Well, basically I’ve found that for me writing is that thing that you’re told vaguely about all the time as a kid that you need to be looking for, and that thing that everyone who’s ever said “I need to find myself” is looking for. I got really freaking lucky and found it early. I’m not going to lie and say I remember exactly when, because there was no stunning epiphany of me realizing I needed to be a writer. Just a lot of prodding by some wonderful people and a lot of scribbles.
I edited what felt like hundreds of pages in college as a tutor, and I worked mostly with ESL students who were coming from far away and beautifully accented places like Russia and Korea. I started being able to tell where someone was from by the pattern of their grammatical errors, and that’s when I understood that I’m an editor too (and have little choice in the matter). If I had an extremely large red pen I’d take it to the syntactical errors of the world, but I don’t, so I will copy edit for you and it will make me happy knowing that there are a few more paragraphs free of the wrong there’s and their’s and they’res out there.

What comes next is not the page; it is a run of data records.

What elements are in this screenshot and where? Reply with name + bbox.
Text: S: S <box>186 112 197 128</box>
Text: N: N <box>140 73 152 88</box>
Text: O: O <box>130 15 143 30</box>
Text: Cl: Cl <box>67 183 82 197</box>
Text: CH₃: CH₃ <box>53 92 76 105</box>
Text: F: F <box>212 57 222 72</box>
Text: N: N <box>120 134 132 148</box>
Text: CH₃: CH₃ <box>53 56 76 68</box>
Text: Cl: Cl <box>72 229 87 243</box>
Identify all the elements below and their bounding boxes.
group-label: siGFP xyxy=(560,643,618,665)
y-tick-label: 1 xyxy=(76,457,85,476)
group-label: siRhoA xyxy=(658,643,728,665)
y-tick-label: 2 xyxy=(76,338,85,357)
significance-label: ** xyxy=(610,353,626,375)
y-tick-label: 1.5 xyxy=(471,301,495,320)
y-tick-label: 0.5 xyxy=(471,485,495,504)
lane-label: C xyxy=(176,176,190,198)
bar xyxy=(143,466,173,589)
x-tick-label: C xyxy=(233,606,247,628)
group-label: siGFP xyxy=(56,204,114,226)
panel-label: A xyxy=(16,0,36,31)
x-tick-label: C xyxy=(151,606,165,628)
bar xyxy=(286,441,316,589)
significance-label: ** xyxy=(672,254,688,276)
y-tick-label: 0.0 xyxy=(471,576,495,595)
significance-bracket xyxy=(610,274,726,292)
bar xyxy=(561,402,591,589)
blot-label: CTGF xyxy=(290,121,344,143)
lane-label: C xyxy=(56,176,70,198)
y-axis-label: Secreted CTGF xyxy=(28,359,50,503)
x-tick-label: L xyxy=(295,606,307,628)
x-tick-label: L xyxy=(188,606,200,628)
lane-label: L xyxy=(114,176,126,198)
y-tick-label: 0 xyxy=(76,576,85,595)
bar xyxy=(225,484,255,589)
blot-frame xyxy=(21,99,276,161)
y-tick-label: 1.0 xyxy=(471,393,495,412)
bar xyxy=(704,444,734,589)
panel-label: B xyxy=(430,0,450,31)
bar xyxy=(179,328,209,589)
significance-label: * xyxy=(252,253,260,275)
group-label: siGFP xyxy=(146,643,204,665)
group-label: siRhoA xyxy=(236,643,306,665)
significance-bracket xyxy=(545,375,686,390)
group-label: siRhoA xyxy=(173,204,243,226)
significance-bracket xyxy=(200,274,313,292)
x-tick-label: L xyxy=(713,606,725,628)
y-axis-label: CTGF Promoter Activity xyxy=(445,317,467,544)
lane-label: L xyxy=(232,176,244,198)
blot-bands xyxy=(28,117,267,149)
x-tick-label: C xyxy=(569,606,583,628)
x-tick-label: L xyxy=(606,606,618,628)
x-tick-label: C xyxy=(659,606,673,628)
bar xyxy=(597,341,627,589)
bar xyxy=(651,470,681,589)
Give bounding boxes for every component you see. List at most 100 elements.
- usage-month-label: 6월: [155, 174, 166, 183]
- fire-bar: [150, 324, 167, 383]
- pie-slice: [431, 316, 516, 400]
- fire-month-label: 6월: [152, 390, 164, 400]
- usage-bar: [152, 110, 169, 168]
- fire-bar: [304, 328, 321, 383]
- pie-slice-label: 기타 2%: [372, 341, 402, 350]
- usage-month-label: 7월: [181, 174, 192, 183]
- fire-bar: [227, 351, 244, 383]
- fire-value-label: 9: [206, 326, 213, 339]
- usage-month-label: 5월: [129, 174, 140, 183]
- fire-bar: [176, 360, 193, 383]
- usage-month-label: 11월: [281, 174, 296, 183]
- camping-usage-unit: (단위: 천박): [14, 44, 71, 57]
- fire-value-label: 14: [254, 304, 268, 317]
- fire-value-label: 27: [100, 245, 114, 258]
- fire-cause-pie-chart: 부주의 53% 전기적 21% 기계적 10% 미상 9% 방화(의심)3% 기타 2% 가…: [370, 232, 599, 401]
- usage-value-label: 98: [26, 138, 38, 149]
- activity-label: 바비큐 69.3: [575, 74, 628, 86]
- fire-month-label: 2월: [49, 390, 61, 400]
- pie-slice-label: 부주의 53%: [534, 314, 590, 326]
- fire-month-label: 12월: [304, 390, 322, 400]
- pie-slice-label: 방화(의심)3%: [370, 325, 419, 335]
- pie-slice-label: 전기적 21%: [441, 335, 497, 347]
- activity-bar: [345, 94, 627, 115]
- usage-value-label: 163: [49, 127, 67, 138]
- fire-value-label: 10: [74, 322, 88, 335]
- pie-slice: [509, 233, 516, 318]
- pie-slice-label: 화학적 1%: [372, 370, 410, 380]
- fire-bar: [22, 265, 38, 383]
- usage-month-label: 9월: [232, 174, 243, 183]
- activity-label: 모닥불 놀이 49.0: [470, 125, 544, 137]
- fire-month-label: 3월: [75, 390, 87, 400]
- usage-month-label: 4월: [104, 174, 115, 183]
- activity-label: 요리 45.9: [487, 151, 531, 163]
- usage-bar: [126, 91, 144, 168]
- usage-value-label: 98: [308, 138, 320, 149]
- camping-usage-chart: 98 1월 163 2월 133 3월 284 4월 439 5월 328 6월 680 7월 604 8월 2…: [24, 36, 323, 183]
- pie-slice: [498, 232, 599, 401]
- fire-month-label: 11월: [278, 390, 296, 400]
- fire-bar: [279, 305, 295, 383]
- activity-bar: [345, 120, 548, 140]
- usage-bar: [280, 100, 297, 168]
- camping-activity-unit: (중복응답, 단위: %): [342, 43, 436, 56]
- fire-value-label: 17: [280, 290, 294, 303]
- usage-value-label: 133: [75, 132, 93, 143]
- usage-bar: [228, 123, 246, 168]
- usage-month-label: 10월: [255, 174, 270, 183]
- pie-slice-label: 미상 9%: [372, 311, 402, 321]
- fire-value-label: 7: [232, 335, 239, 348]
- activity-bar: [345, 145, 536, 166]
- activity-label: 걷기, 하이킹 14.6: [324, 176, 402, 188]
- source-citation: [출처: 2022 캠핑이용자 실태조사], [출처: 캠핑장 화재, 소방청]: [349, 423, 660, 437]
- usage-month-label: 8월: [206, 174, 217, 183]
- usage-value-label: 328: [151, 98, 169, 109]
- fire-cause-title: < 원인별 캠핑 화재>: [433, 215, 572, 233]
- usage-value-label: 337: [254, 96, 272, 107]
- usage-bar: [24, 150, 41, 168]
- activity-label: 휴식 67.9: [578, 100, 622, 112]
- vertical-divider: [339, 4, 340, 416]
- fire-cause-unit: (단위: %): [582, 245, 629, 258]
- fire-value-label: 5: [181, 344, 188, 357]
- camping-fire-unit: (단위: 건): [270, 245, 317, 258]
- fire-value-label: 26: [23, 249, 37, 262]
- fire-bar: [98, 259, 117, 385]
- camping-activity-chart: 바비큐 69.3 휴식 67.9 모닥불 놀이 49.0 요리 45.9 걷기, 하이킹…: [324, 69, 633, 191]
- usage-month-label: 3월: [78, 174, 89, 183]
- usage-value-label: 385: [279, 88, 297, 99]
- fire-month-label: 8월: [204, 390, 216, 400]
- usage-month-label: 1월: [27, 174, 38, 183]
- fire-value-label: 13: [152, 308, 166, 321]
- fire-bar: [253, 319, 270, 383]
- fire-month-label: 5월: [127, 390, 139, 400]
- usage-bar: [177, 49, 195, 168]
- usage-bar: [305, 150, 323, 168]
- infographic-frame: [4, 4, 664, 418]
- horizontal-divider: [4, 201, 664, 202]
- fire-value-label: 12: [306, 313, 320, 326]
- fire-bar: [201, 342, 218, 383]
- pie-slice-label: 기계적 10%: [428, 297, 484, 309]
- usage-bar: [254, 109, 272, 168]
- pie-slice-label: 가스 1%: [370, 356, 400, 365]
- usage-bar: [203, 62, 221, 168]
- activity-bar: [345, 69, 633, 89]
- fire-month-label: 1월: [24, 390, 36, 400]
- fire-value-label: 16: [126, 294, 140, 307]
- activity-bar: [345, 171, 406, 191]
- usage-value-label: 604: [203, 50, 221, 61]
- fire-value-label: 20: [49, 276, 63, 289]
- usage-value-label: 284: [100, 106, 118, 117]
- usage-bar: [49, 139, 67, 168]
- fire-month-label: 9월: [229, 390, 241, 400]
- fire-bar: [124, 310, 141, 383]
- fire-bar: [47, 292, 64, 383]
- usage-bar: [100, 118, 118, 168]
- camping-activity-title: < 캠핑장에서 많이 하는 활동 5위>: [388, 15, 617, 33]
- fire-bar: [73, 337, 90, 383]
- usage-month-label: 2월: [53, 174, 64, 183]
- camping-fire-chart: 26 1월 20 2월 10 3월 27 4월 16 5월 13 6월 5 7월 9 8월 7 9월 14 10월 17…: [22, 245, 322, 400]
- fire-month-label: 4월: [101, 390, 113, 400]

Admittedly I’m a kid. I got an interview once by proclaiming that I have indefatigable optimism because I am just out of college and not to the bitter end of things yet (he liked my vocab). And that’s the truth, and as my dad says, thems also the breaks. I’m young, so what. Mary Shelly wrote Frankenstein at 18. Keats died when he was 25, and Arthur Rimbaud was already a fairly quiet lunatic (post literary fame) at 21. I am not them–I mean, I wish, but thank goodness for existing in the new millennium with my iPod–but no one can argue that they didn’t know their way around some real nice words. What I’m saying is, being 22 is certainly no handicap to line editing, people. Just in case you still have reservations, I make a mean cup of coffee and am a proficient transcriber too.